Cut dough in half. As you can see there is a lot of gas in the dough. This half goes back in the refrigerator.
Cut dough into two rectangular pieces (about 250 grams each) and gently stretch into rectangles 13-by-18 cm with the long edge facing you. Be careful not to press and destroy all the bubbles inside the dough. Cover with light towel and let rest for 5 minutes.

While dough is resting, cut parchment paper large enough to fit your baking stone. Dust paper with flour. Roll up 3 kitchen towels tightly. Set aside. (Or if you have a couche, dust it lightly with flour).
Shape dough into a log by folding top and bottom of rectangle toward middle and gently sealing the seam. Place your left thumb in the dough and fold top with your left fingers. Gently seal with your right wrist. Do this 3 times and seal seam. Have a look at the video, pictures show more than words. Gently roll and stretch into a 36 cm loaf or just under the size of your baking stone. You should have a log about 4 to 5 cm thick.

Place the baguettes on the parchment with support from the towels. Cover with light kitchen towel and let rise for 45 minutes to 1 hour. Preheat your oven to 245 C. Put baking stone in middle of oven. You need to steam, prepare for this.

Remove towels from under the parchment paper and carefully move the paper with the loaves onto a flour-dusted overturned cookie sheet or cutting board. Dust top of loaves very lightly with flour. (If you used a couche, carefully lift loaves with a bench scraper and place on parchment paper on a cutting board). Use a bench scraper to gently adjust the loaves and straighten them out.

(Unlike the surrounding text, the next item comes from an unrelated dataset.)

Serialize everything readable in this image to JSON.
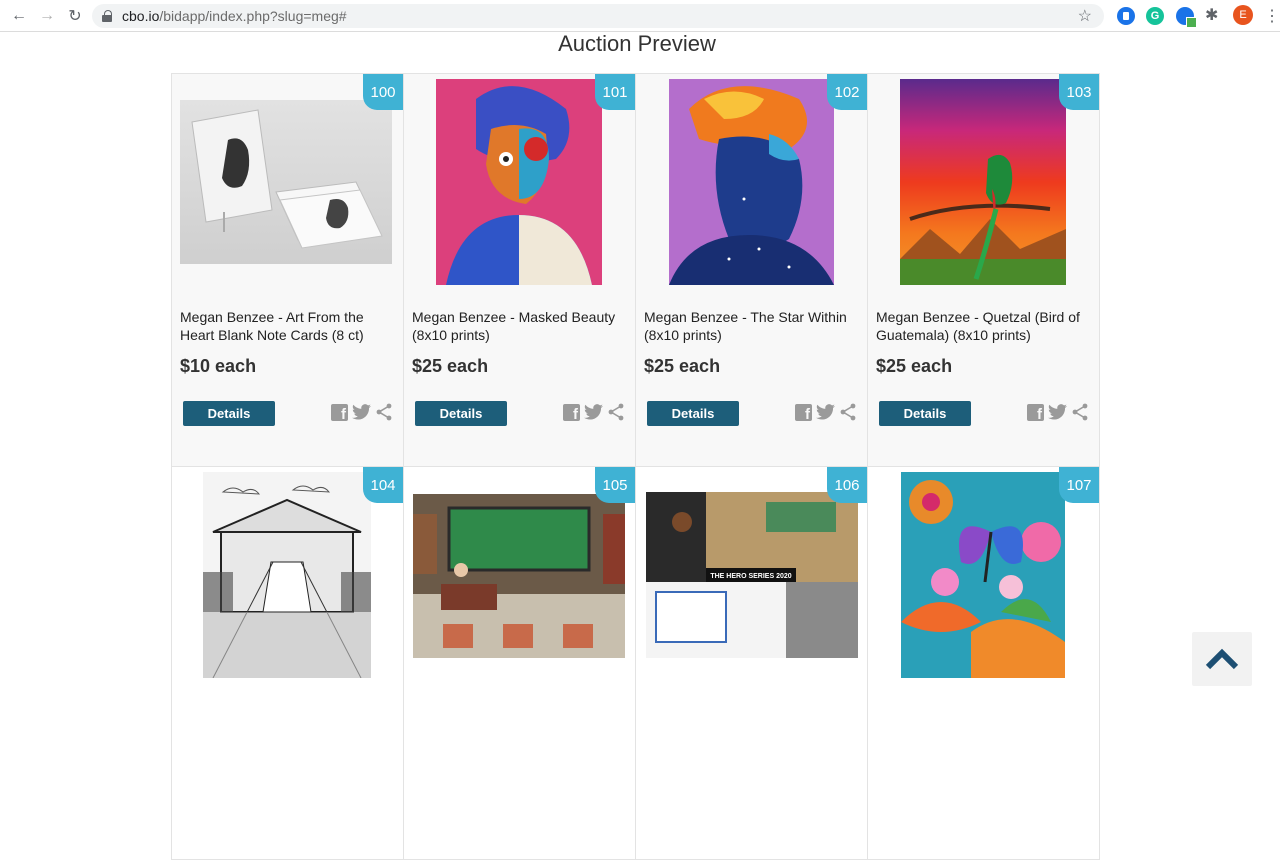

Make four cuts on the top of the loaf with a razor blade, 1 cm deep, running lengthwise on the dough. A swift slash at a sharp 20-degree angle works best.
Take cutting board and slide parchment paper with baguettes onto hot baking stone. Do not open the oven again while baking.

Check baguettes after 18 to 20 minutes. They should be dark brown and crusty. If pale, continue baking for 1 to 2 minutes. Let cool for 20 minutes on rack before eating. They are best eaten within 6 hours.

While baguettes are baking, form the remaining dough into loaves or leave for up to 24 hours and make fresh loaves the following day.